This bracelet was an experiment in free-form weaving. Not free form as in absent warp and weft, but free form as in design. I had no plan when I started, other than it should be dark and goth-like.
It was intended as a gift for someone, but alas, I have not yet perfected sizing my loom pieces, and it fell short of her wrist. Pooh!
That said, I remain pleased with it. The clasp is pleasantly hefty and solid, the woven band is nicely tactile. With the sizing exception, it turned out well.
The black background highlights the Mardi Gras colored design, with it’s peaks and ogees.
This bracelet reminds me of the small forget-me-not flowers I used to see as a child. They were always one of the first harbingers of Spring, popping up to remind one there was sunshine and warmth and longer days ahead.
The green base is bead woven on a loom. I liken it to the stems and leaves of the flowers. It was then enhanced with matte periwinkle circles, each one dotted with a yellow center. A tiny blue picot surrounds the edge, and protects the warp and weft from wear. (Try saying that three times fast!)
Shhh! Don’t tell, but this is a birthday present for a dear friend who is an awesome gardener. I hope she likes it.
I admit to having been a bit of a blog slacker these past couple weeks. BUT I think I have good reason.I was getting ready for a show! Wow! I still can’t believe it, and I was there!
I spent the week before deciding on which additional pieces to bring – Something new? Something blue? And of course, Something Completely Different!
First, for those who don’t know, Elko is a fair sized town in Northeastern Nevada, about a six hour drive from Carson City, the state capital. Predominant business there is mining.

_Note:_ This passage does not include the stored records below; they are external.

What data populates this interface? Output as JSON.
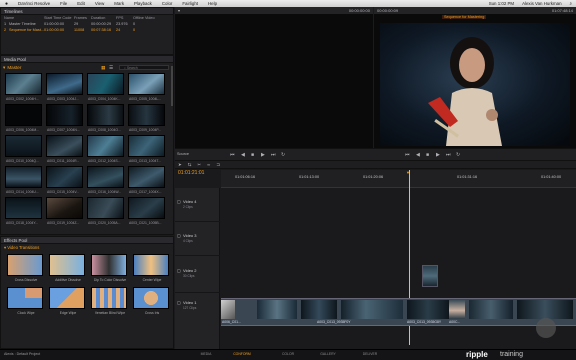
{
  "menubar": {
    "apple": "",
    "items": [
      "DaVinci Resolve",
      "File",
      "Edit",
      "View",
      "Mark",
      "Playback",
      "Color",
      "Fairlight",
      "Help"
    ],
    "clock": "Sun 1:02 PM",
    "user": "Alexis Van Hurkman"
  },
  "timelines": {
    "title": "Timelines",
    "columns": [
      "Name",
      "Start Time Code",
      "Frames",
      "Duration",
      "FPS",
      "Offline Video"
    ],
    "rows": [
      [
        "1",
        "Master Timeline",
        "01:00:00:00",
        "29",
        "00:00:00:29",
        "23.976",
        "0"
      ],
      [
        "2",
        "Sequence for Mast...",
        "01:00:00:00",
        "11008",
        "00:07:38:16",
        "24",
        "0"
      ]
    ]
  },
  "media_pool": {
    "title": "Media Pool",
    "bin": "Master",
    "search": "Search",
    "clips": [
      "A003_C002_1004H...",
      "A003_C003_1004J...",
      "A003_C004_1004K...",
      "A003_C005_1004L...",
      "A003_C006_1004M...",
      "A003_C007_1004N...",
      "A003_C008_1004O...",
      "A003_C009_1004P...",
      "A003_C010_1004Q...",
      "A003_C011_1004R...",
      "A003_C012_1004S...",
      "A003_C013_1004T...",
      "A003_C014_1004U...",
      "A003_C015_1004V...",
      "A003_C016_1004W...",
      "A003_C017_1004X...",
      "A003_C018_1004Y...",
      "A003_C019_1004Z...",
      "A003_C020_1005A...",
      "A003_C021_1005B..."
    ]
  },
  "effects": {
    "title": "Effects Pool",
    "category": "Video Transitions",
    "items": [
      "Cross Dissolve",
      "Additive Dissolve",
      "Dip To Color Dissolve",
      "Center Wipe",
      "Clock Wipe",
      "Edge Wipe",
      "Venetian Blind Wipe",
      "Cross Iris"
    ]
  },
  "source_viewer": {
    "timecode": "00:00:00:00"
  },
  "program_viewer": {
    "timecode": "00:00:00:09",
    "name": "Sequence for Mastering",
    "duration": "01:07:48:14"
  },
  "transport": {
    "source_label": "Source",
    "tc": "01:01:21:01"
  },
  "timeline": {
    "current_tc": "01:01:21:01",
    "ruler": [
      "01:01:06:16",
      "01:01:13:00",
      "01:01:20:06",
      "01:01:31:16",
      "01:01:40:00"
    ],
    "tracks": [
      {
        "name": "Video 4",
        "sub": "2 Clips"
      },
      {
        "name": "Video 3",
        "sub": "4 Clips"
      },
      {
        "name": "Video 2",
        "sub": "30 Clips"
      },
      {
        "name": "Video 1",
        "sub": "127 Clips"
      }
    ],
    "clip_labels": [
      "A006_C01...",
      "A003_C013_0935F0Y",
      "A003_C013_0935G8Y",
      "A00C..."
    ]
  },
  "bottombar": {
    "project": "Alexis : Default Project",
    "pages": [
      "MEDIA",
      "CONFORM",
      "COLOR",
      "GALLERY",
      "DELIVER"
    ],
    "active_page": "CONFORM",
    "watermark_a": "ripple",
    "watermark_b": "training"
  },
  "colors": {
    "accent": "#f0a020",
    "panel": "#1f1f22"
  }
}
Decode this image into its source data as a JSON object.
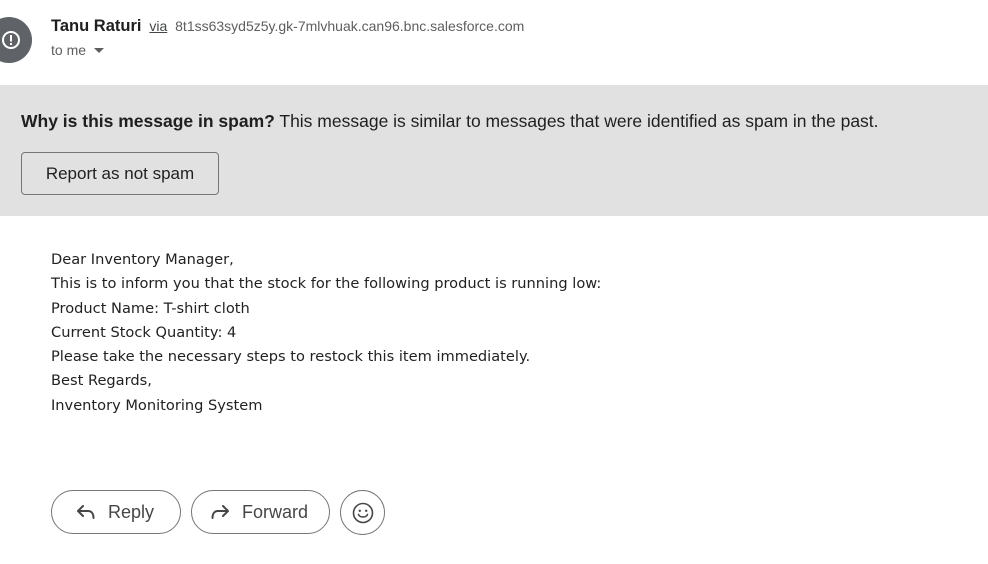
{
  "header": {
    "sender_name": "Tanu Raturi",
    "via_label": "via",
    "via_domain": "8t1ss63syd5z5y.gk-7mlvhuak.can96.bnc.salesforce.com",
    "recipient_label": "to me",
    "avatar_icon": "warning-icon",
    "avatar_color": "#5f6368"
  },
  "spam_banner": {
    "question": "Why is this message in spam?",
    "explanation": "This message is similar to messages that were identified as spam in the past.",
    "button_label": "Report as not spam",
    "background_color": "#e1e1e1"
  },
  "email_body": {
    "lines": [
      "Dear Inventory Manager,",
      "This is to inform you that the stock for the following product is running low:",
      "Product Name: T-shirt cloth",
      "Current Stock Quantity: 4",
      "Please take the necessary steps to restock this item immediately.",
      "Best Regards,",
      "Inventory Monitoring System"
    ]
  },
  "actions": {
    "reply_label": "Reply",
    "forward_label": "Forward",
    "reply_icon": "reply-arrow-icon",
    "forward_icon": "forward-arrow-icon",
    "emoji_icon": "smiley-icon"
  }
}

Nevada isn’t called “The Silver State” for nothin’. This weekend also happened to have a mining convention, as well as high school graduation, so it was a hopping place.
The Museum is absolutely fantastic. While I tend to think of Elko as a small town (shame on me for that) the Museum is top notch. The permanent exhibits are exceptional – Ansel Adams and Edward Westin to name just a few. And me! Not that I’m rubbing display areas with the likes of them. Ha! Ha!

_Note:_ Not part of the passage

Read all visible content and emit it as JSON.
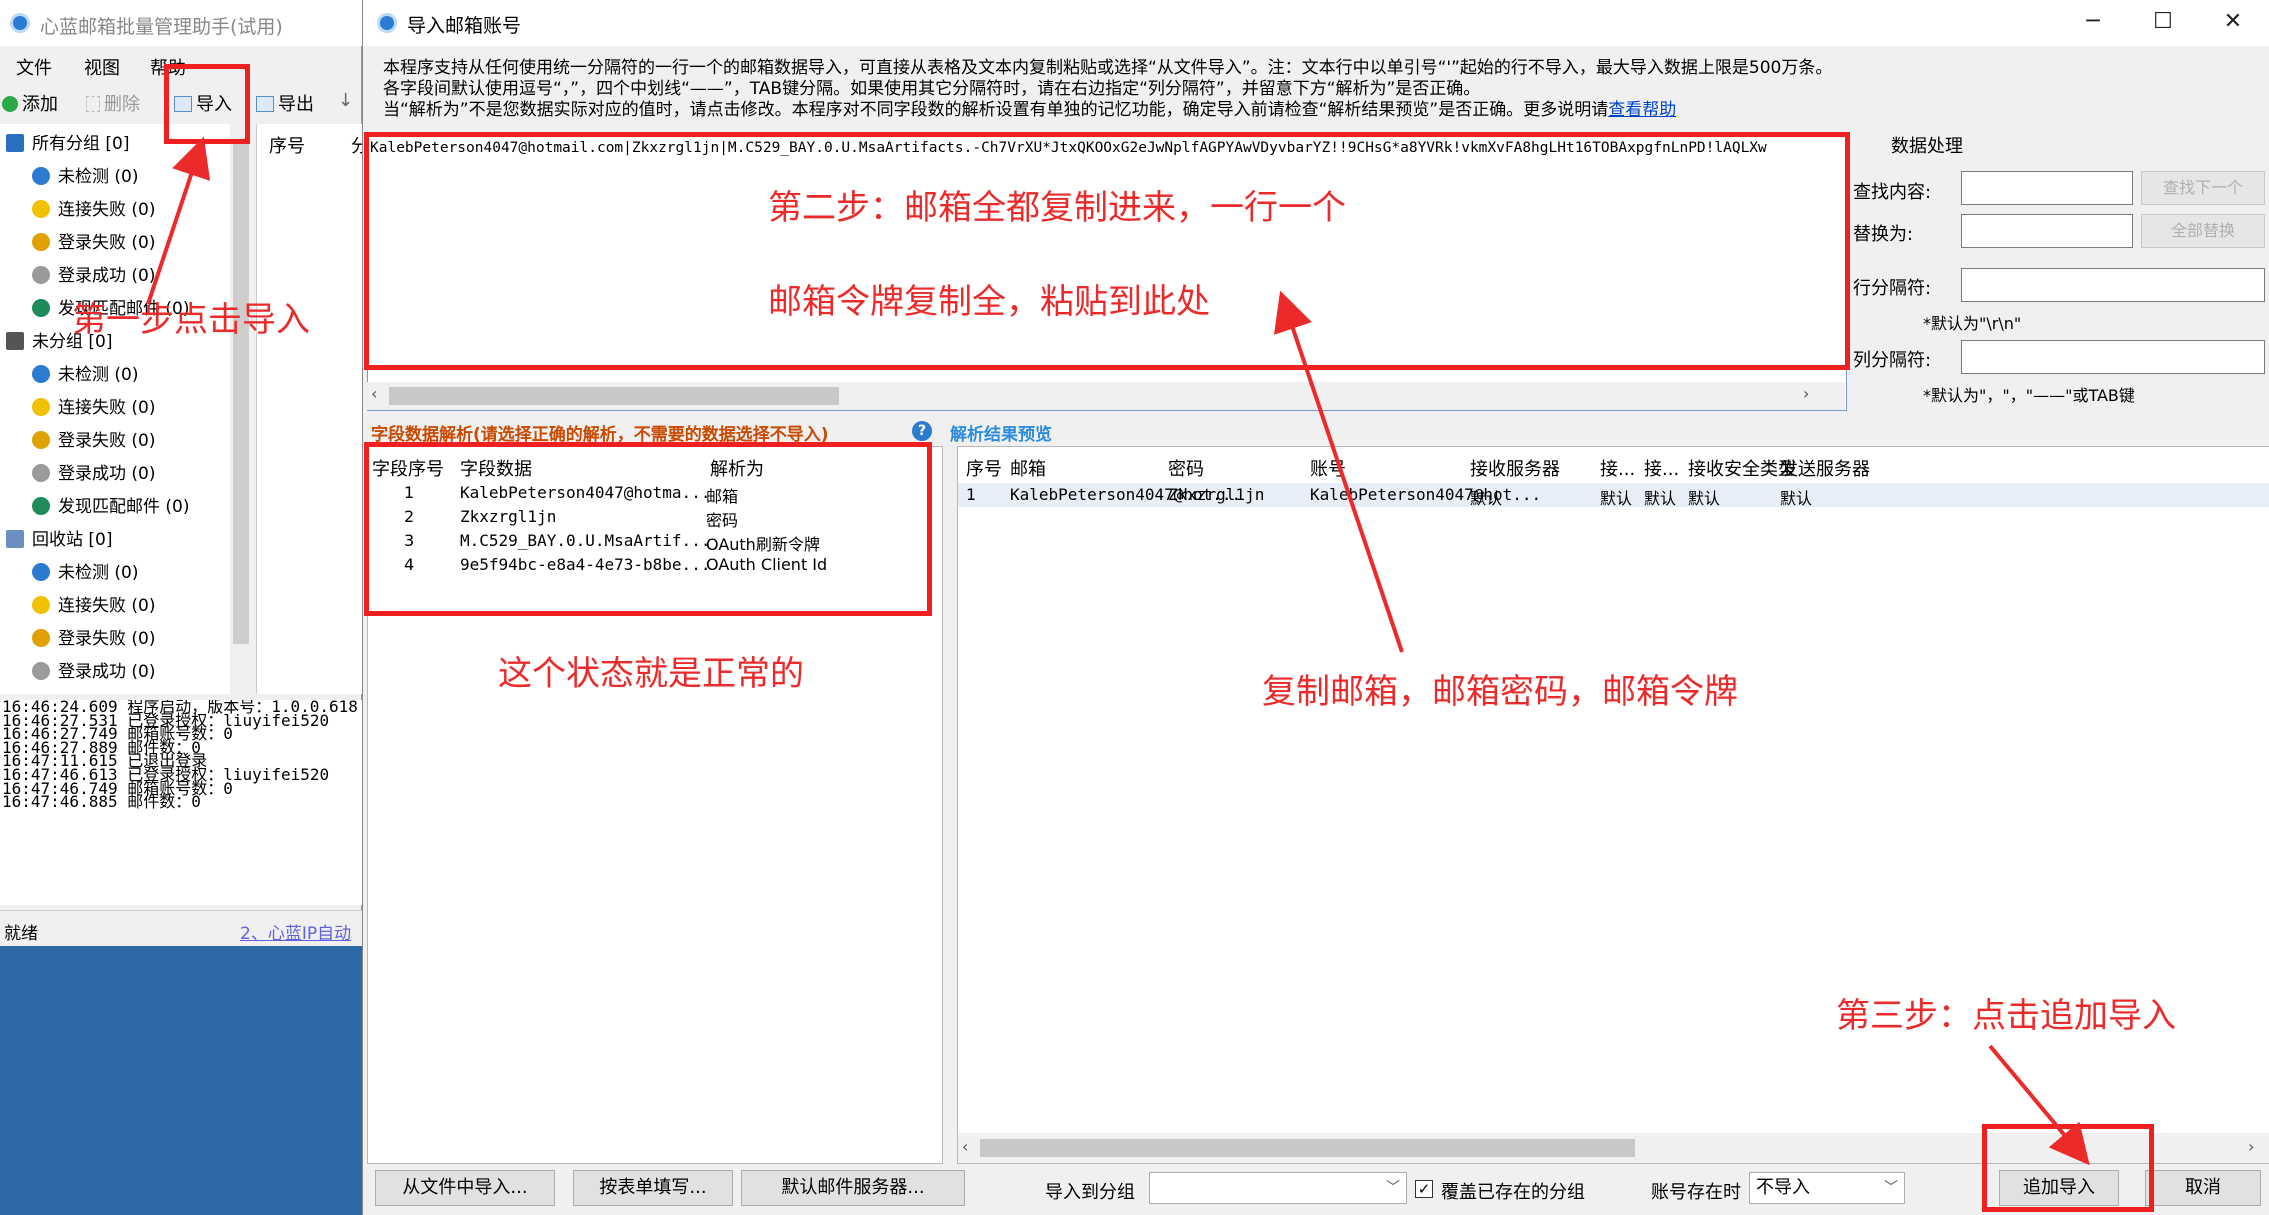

For the reception they decorated an antique display case, and positioned it right up front as you entered the Museum. I got to sit next to it, and show additional beadwork. I brought some pieces that were in progress so visitors could see they really are created One Bead at a Time.
It was a Grand Time. I thoroughly enjoyed meeting the Museum staff and visitors. Everyone was delightful, attentive and personable. If you’re ever in Elko, be sure to stop by!
Ah yes, all those bright beaded pieces. Where ever have they gone?
This bracelet is a thank you gift for someone who helped me out a while back. She has a darker more goth sensibility. I hope she likes it.
Two different types of purple two-hole crescent beads, mixed with black crescents and bars. The magnetic clasp is gunmetal.
The bracelet is simple stringing, though you have to be careful to keep the crescent beads properly aligned. Those curvy little devils like to turn backwards, which I usually don’t discover until I’ve gotten several more beads away. Who me? Pay attention?
Purple, Magenta, Green. The first flowers poking through the snow. Days are getting longer. The sun is rising earlier, setting later.
More experimentation with the bead loom. The base of the bracelet was woven using 10° delicas. It was fun both because it went quickly and helped expand my horizons.
The little flowers are matte green o-beads and sparkly magenta 15°s. The magentas also make up the picot edge. The whole band is wrapped through a pair of hammered gunmetal D rings, snicked with a magnetic clasp.
Interlocking two holed beads, a mix of bar and crescents, create a sea-glass colored bangle.
This was a lot of fun to make, though it would have to be worn by a large-boned person. Truth be told, I got a little carried away. I kept beading and beading and beading then realized still needed to wrap the tail to the head. In short – A Big Bangle.
Even though it’s composed of tiny little beads, the overall bracelet is quite substantial. It’s not floppy at all, but instead quite structural and solid.
For Christmas Prince Charming gave me a bead loom. Given my textile background, when I started reading about them, they became most interesting.
I present the initial bracelet. I must say, once the first two to three rows are in, projects work up very quickly! Until the last two rolls, which take a bit of coercion. Not bad for a first attempt using size 8° seeds.
This one doesn’t fit me in the least, being waaay too large. But it will fit someone. I learned a lot, which was the whole purpose. I can see beading this way as being a much quicker means to an end; creating beaded bases on which to embellish.